My prior experience was with a small tree in a Meditation Garden that was open to the public. As I walked the mediation garden for the first time I came upon this tree, nothing special about its look or location, yet within a few seconds I experienced this feeling of HOME. The feeling was such a surprise; I had never before experienced any such strong feeling when in the vacinity of a tree. It was truly amazing--I left the tree, the feeling dissipated. I returned to the tree from a different direction; once again, there was the feeling. I was in wonder and delight--how could a tree do this? How did the gardners find such a tree in the first place?? Or was it just a regular tree until the gardens planted it here, and began tending it ??? What were their gardening methods!!

I wasn't taught this experience in a class, from a book, or another person.
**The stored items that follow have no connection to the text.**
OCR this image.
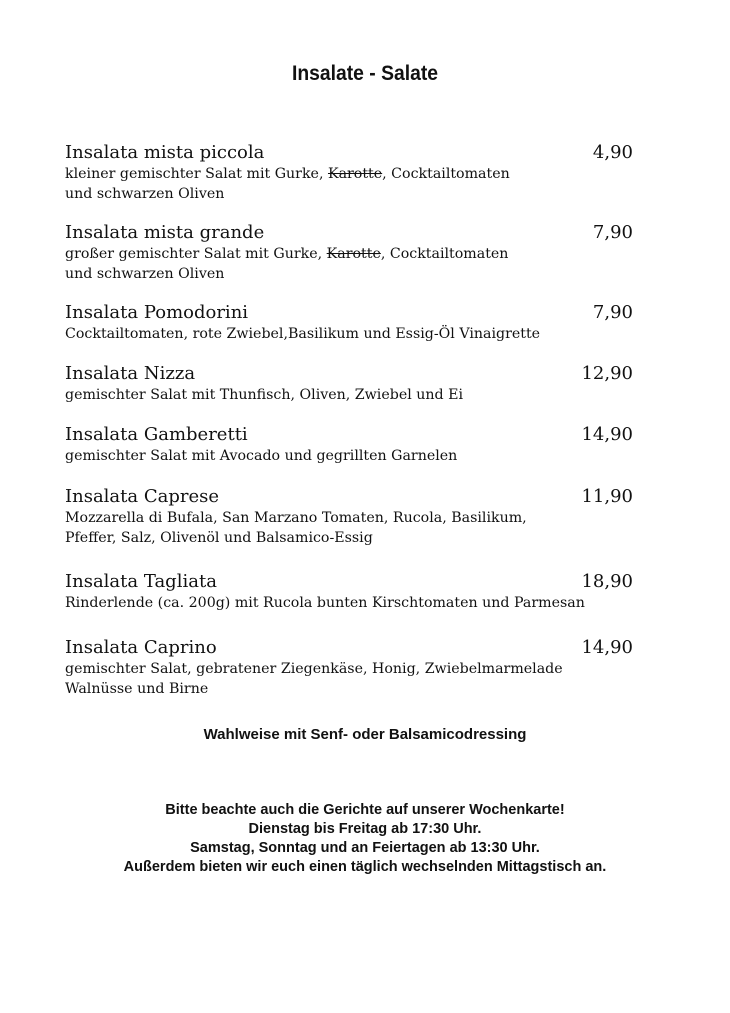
Insalate - Salate
Insalata mista piccola	4,90
kleiner gemischter Salat mit Gurke, Karotte, Cocktailtomaten
und schwarzen Oliven
Insalata mista grande	7,90
großer gemischter Salat mit Gurke, Karotte, Cocktailtomaten
und schwarzen Oliven
Insalata Pomodorini	7,90
Cocktailtomaten, rote Zwiebel,Basilikum und Essig-Öl Vinaigrette
Insalata Nizza	12,90
gemischter Salat mit Thunfisch, Oliven, Zwiebel und Ei
Insalata Gamberetti	14,90
gemischter Salat mit Avocado und gegrillten Garnelen
Insalata Caprese	11,90
Mozzarella di Bufala, San Marzano Tomaten, Rucola, Basilikum,
Pfeffer, Salz, Olivenöl und Balsamico-Essig
Insalata Tagliata	18,90
Rinderlende (ca. 200g) mit Rucola bunten Kirschtomaten und Parmesan
Insalata Caprino	14,90
gemischter Salat, gebratener Ziegenkäse, Honig, Zwiebelmarmelade
Walnüsse und Birne
Wahlweise mit Senf- oder Balsamicodressing
Bitte beachte auch die Gerichte auf unserer Wochenkarte!
Dienstag bis Freitag ab 17:30 Uhr.
Samstag, Sonntag und an Feiertagen ab 13:30 Uhr.
Außerdem bieten wir euch einen täglich wechselnden Mittagstisch an.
Yes (between giggles of delight) I recognized that this experience was inherent, that it was between me and the tree and not from our current civilization's story. I agree fully with the summary question (Q10). I am a sensory being, and there's MUCH MORE to my senses than this current culture usually tells me.
From the Insight Article, "How Can We Come To Our Senses?": We definitely need a process that allows us to openly be part of the web in a good way. I'd suspect that there's lots of people who've had experiences like our with nature, but they're "in the closet." They're unrecognized, unvalued, and probably subconscious.

I've definitely been feeling the sadness, hurt, and despair that comes from separativeness--especially from being disconnected from nature. And I still cut myself off, although less unknowingly--"cut off" is the way we were taught "to think." (The word "think" now has to be in quotes for me these days, because there's something odd/incomplete/unwholistic about it. And now, I can call it "disconnected thinking," which is naming it more accurately.)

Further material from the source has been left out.